Now for the transformations when the map state changes. The idea is to keep the fixed nodes in the correct place, but to redraw the “floating” nodes when the map is zoomed in and out. The nodes that need to be transformed are dealt with first, then the links are rebuilt with the new (or fixed) x / y data.


//for when the map changes viewpoint
map.on("viewreset", update);
update();

function update() {

node.attr("transform",
function(d) {
if (d.fixed == true) {
d.x = map.latLngToLayerPoint(d.LatLng).x;
d.y = map.latLngToLayerPoint(d.LatLng).y;
return "translate(" +
map.latLngToLayerPoint(d.LatLng).x + "," +
map.latLngToLayerPoint(d.LatLng).y + ")";
}
}
);

link.attr("x1", function(d) {
return d.source.x;
})
.attr("y1", function(d) {
return d.source.y;
})
.attr("x2", function(d) {
return d.target.x;
})
.attr("y2", function(d) {
return d.target.y;
});

node.attr("cx", function(d) {
if (d.fixed == false) {
return d.x;
}
})
.attr("cy", function(d) {
if (d.fixed == false) {
return d.y;
}
})

//this kickstarts the simulation, so the nodes will realign to a zoomed state
force.start();
}

Next, time to start the simulation for the first time and close out the d3 json block:


force
.links(edges)
.nodes(json.nodes)
.start();
force.on("tick", update);

}); //end

Finally, time to put a function in to toggle the visibility of the div (from here) and close out our file:


function toggle_visibility(id) {
var e = document.getElementById(id);
if (e.style.display == 'block')
e.style.display = 'none';
else
e.style.display = 'block';
}
</script>
</body>

There you have it- a nice, interactive map with a mix of geographic information and social networks. While I am pleased with the result, there are still some things to fix / address:

  1. The click even not working. This is a real puzzler.
  2. Tweaking the distances of the simulation – I do not want nodes to be placed half a world away from their connections. This may have to be map zoom level dependent.
  3. Style the links according to Gephi and provide popups where applicable.

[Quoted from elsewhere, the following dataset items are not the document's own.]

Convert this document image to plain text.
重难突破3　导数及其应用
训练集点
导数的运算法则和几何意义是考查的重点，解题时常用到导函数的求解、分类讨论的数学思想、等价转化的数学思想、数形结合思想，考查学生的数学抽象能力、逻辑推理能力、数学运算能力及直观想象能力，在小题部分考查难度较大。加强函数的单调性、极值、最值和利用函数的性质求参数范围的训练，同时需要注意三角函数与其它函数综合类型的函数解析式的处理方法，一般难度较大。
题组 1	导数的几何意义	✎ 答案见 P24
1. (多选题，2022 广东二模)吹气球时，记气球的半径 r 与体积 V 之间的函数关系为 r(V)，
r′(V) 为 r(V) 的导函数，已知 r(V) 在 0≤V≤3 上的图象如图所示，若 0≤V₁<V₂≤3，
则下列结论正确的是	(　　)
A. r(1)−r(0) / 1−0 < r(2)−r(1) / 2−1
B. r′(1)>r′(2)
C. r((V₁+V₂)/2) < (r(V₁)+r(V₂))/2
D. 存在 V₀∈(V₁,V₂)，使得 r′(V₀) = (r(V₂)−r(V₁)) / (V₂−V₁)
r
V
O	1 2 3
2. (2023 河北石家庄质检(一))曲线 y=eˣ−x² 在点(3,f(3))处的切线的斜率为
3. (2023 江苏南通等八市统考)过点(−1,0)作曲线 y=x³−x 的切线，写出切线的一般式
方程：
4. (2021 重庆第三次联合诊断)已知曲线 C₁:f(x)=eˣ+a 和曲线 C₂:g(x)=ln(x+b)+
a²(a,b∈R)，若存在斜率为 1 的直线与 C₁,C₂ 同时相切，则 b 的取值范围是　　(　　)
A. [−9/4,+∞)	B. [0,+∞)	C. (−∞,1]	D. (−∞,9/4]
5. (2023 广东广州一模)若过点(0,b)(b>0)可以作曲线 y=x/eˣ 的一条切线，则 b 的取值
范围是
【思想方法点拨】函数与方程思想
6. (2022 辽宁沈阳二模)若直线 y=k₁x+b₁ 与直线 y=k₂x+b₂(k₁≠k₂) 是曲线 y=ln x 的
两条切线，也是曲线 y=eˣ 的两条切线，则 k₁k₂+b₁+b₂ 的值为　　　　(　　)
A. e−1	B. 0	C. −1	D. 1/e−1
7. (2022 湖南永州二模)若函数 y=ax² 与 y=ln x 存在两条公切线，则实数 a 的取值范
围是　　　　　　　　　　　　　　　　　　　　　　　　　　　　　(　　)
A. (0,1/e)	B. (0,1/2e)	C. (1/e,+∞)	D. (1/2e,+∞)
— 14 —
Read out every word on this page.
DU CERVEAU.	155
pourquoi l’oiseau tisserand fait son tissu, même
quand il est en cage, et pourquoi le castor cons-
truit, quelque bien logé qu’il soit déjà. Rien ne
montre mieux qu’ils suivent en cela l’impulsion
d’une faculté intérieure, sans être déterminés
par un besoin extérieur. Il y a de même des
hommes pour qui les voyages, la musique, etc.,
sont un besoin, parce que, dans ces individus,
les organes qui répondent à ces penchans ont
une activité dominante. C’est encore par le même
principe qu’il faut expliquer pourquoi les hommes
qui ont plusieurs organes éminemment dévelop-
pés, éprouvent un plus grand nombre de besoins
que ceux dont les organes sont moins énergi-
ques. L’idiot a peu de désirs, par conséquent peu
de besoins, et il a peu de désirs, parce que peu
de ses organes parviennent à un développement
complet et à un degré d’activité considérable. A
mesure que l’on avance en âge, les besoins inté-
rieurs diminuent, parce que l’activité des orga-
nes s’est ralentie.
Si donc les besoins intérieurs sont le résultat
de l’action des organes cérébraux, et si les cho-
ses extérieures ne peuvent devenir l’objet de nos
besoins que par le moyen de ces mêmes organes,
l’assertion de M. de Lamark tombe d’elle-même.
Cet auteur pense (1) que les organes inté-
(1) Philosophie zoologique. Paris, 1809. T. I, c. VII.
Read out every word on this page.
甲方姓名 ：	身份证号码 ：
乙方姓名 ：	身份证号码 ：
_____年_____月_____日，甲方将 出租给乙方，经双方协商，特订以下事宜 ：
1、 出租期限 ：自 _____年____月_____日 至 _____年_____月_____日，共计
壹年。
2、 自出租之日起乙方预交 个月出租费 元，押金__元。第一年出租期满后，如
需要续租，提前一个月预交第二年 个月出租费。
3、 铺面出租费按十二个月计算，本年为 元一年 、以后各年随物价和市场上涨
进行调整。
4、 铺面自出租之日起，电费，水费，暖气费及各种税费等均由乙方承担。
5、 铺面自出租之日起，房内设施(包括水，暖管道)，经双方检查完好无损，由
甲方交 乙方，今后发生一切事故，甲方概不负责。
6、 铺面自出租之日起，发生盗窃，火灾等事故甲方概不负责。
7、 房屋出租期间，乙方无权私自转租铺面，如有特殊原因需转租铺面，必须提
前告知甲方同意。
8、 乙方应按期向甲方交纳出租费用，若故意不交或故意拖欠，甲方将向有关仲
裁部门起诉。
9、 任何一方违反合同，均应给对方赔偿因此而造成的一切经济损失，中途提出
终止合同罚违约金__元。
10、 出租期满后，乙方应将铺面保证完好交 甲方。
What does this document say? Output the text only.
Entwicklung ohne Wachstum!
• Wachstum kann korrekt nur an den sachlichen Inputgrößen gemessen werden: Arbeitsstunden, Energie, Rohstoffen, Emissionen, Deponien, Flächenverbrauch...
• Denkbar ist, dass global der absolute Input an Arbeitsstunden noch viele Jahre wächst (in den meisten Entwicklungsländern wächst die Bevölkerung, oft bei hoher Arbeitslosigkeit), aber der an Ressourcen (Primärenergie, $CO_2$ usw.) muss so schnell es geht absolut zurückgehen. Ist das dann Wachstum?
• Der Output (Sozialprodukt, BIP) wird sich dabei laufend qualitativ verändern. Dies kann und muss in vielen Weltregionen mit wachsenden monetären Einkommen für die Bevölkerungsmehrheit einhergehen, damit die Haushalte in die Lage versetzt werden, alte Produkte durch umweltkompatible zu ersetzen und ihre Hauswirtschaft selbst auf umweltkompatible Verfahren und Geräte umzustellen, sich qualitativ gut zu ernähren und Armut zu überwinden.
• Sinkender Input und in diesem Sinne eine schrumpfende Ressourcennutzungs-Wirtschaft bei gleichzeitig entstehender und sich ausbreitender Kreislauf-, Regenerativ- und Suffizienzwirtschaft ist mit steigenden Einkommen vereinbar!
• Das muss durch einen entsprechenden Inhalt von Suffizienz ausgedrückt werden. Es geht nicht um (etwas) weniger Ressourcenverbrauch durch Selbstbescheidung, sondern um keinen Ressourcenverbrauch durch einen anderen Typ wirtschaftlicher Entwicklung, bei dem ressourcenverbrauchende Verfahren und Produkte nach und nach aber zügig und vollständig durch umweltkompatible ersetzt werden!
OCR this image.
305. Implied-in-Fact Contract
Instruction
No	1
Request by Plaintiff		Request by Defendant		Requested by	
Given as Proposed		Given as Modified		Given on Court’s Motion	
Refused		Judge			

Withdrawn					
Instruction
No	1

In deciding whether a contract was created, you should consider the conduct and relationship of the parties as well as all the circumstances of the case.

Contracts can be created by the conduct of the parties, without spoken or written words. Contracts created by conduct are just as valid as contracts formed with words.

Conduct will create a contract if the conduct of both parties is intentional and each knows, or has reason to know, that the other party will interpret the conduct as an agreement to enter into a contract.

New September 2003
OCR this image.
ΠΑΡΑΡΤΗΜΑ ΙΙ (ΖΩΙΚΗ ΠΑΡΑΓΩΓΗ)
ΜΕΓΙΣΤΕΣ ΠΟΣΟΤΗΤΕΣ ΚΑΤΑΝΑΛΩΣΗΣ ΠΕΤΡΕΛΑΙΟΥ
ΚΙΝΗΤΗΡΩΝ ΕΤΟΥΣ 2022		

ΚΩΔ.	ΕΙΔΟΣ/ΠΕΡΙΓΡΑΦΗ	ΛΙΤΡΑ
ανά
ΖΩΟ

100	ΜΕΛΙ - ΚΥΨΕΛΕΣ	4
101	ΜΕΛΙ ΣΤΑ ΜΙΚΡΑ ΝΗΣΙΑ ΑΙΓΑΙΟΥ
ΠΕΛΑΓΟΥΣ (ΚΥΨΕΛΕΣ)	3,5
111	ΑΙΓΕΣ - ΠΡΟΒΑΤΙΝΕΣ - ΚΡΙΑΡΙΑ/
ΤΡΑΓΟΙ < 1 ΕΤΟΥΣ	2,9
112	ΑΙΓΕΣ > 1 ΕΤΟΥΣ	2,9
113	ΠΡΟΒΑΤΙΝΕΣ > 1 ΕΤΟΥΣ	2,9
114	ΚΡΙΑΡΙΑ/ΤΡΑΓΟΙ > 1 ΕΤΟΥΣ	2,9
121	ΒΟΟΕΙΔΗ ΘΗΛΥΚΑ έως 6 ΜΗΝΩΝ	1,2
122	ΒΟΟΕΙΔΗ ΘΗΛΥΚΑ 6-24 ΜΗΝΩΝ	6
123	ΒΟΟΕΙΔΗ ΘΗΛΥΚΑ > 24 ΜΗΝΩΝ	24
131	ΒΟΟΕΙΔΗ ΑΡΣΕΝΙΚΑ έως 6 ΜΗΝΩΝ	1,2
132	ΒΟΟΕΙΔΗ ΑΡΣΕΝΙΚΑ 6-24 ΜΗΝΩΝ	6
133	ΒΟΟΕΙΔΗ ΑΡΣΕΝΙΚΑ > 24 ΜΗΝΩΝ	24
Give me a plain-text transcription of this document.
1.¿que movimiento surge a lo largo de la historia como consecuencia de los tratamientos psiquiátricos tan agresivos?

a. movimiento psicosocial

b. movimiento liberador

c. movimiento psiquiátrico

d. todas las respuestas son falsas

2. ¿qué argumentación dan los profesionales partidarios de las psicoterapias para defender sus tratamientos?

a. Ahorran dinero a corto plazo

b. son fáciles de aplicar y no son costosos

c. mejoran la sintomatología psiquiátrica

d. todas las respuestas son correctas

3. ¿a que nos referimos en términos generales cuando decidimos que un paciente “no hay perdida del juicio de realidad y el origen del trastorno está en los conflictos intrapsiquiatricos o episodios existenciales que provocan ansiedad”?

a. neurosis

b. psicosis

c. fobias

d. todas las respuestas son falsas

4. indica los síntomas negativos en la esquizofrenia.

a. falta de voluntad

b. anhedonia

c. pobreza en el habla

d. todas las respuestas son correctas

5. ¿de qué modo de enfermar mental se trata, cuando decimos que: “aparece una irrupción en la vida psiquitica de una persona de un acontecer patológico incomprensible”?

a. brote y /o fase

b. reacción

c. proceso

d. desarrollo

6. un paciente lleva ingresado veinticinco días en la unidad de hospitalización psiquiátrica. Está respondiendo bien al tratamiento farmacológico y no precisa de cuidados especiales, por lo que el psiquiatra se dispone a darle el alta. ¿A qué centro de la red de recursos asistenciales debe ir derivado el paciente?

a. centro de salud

This should be easy enough to do, but simply hasn’t been done in this code.
  4. Tweak the visibility of the connections and nodes. While retaining an option to show the entire network at once, my idea is to have a map that starts out with JUST the locations, and then makes the nodes that are connected to that location visible when you click on it (which would also apply to the unlocated nodes – i.e. you see what they are connected to when you click on them).
  5. Connected to the above point, the implementation of a slider to show nodes in a particular timeframe. As my data spans a period from the 600s BCE to the 200s CE, this would provide a better snapshot of a particular network at a particular time.
  6. Implement a URI based system – you will be able to go to address/someEntityName and that entity will be selected with its information pane and connected neighbors displayed. This will result in an RDF file that will be sent to the Pelagios Project.
  7. Fix up the .css for the information pane.

I will detail further steps in a later post.